Andriy, 13, a refugee from Ukraine who is now living in Lithuania, said: “I attended [a local school] for two weeks, but there were not many teachers who could speak Russian, so I went back to Ukrainian online school [...] There are Lithuanian children who I would like to befriend, [but they didn’t want to talk to me]. I made [Lithuanian friends] in two summer camps, on the football field, and during our football classes.”
Since 24 February, around 7.7 million refugees have fled Ukraine to seek safety in other European countries, 40% are estimated to be children. Many children have witnessed distressing events, being forced to flee their homes and leave loved ones behind. Host country governments have a critical role to play in supporting children so that issues like anxiety and unhappiness do not develop into long-term mental health problems.
Governments have struggled to ensure that children are enrolled in school and countries with the most refugees face the most acute challenges. There are few language teachers to support children from Ukraine to learn their host language, and municipalities often do not have the funding to hire additional educational staff. In Poland, for example, the report found that only 41% of children from Ukraine are enrolled in local schools.
Some parents and caregivers surveyed prefer to use the online learning programme the Ukrainian government had previously developed in response to the COVID-19 pandemic because they don’t know how long they will be in their host countries. However, online learning has its limitations and can be unreliable, and children using this option risk missing out on the other benefits of in-person schooling.

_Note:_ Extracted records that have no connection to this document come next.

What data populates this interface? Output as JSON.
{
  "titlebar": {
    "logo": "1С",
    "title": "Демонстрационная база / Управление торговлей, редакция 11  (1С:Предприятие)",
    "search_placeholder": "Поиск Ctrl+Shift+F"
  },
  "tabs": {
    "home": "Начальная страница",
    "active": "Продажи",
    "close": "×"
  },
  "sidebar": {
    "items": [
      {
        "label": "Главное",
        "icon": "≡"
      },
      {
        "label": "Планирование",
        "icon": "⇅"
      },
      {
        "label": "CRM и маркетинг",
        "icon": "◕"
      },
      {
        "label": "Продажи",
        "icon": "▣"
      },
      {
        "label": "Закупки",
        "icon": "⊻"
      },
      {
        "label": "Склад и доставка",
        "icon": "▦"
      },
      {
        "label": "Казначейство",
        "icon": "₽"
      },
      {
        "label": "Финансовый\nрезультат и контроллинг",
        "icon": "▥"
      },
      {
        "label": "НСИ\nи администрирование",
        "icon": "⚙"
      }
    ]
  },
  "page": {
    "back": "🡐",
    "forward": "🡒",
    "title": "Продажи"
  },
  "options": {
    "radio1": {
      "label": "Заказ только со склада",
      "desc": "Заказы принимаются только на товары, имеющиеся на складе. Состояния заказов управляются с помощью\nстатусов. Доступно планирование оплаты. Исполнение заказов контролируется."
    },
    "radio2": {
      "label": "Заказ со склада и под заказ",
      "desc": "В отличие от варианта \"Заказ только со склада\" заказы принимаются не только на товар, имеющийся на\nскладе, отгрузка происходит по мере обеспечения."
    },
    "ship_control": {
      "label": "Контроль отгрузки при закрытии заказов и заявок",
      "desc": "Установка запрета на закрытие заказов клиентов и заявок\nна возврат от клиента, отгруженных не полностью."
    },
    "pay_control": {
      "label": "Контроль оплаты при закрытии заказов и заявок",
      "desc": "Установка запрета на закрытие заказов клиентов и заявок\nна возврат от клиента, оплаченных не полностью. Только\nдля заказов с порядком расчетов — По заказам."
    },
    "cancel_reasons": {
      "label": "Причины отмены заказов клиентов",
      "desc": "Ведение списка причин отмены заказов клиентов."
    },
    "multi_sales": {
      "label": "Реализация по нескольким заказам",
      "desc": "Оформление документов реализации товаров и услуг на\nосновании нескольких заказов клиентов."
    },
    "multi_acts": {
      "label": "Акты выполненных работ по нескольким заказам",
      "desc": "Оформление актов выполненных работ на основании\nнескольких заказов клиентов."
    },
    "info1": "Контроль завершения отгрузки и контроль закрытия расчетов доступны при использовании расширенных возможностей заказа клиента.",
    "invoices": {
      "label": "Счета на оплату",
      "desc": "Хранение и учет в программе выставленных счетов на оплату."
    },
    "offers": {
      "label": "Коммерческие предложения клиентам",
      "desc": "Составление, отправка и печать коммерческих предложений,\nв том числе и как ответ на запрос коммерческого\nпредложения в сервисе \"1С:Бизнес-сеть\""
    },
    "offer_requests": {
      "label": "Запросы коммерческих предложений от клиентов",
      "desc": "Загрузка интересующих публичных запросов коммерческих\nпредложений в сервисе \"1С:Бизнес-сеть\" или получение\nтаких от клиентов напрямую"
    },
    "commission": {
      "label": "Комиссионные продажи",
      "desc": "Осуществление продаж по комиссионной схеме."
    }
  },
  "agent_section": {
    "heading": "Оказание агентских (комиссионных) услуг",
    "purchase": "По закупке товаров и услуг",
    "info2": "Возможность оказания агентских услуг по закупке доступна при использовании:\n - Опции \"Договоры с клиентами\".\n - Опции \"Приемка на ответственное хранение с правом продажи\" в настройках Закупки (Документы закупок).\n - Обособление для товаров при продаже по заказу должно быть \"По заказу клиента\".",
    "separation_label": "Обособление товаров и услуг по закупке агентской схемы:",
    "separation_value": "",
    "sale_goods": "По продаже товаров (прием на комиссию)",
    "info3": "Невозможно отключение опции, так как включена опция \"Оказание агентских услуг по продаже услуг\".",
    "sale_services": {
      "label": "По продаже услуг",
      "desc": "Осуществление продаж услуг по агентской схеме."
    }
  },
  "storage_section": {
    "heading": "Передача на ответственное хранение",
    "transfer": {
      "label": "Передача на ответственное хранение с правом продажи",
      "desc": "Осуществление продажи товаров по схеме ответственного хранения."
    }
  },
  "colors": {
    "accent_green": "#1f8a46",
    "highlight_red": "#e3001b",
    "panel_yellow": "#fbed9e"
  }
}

Ylva Sperling, Director of Save the Children Europe, says:
“Even with Europe’s warm welcome of families from Ukraine, this report shows many children who have fled to Europe remain anxious and lonely. It’s really concerning that a quarter of the children we surveyed were not intending to, or were unsure about, enrolling in school in their local community. This is especially true since so many indicated that they would like to have friends, play sports and learn the local language. Schools can provide all of this to children.

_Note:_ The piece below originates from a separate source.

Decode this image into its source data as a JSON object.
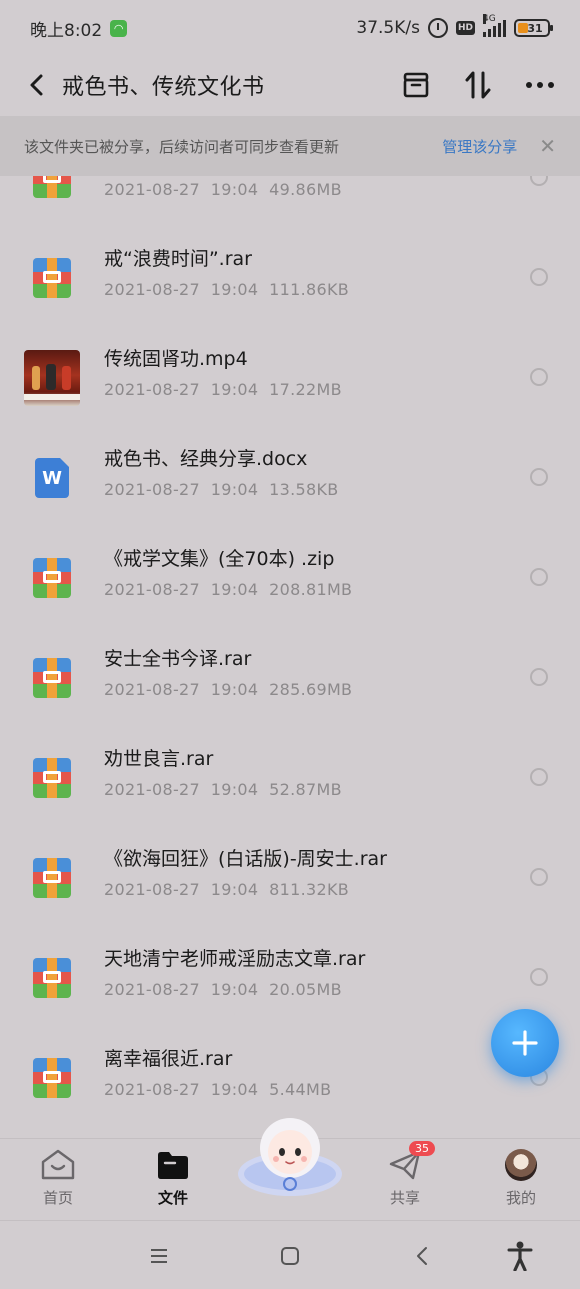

“We need a renewed sense of urgency from the EU and national governments to ensure that children from Ukraine can fully enjoy their rights to protection, health and education, and truly thrive in their host countries.”
Children and their caregivers want to go home to Ukraine, but this is unlikely to happen any time soon. Therefore, host Government’s need to plan for the long term, so that refugee children have a sense of normalcy and a positive outlook for the future. Governments must redouble efforts to enroll children in schools and address the barriers, which prevent children from attending school, including increasing school capacity and providing language support for children and their caregivers.
* Names have been changed to protect the identity.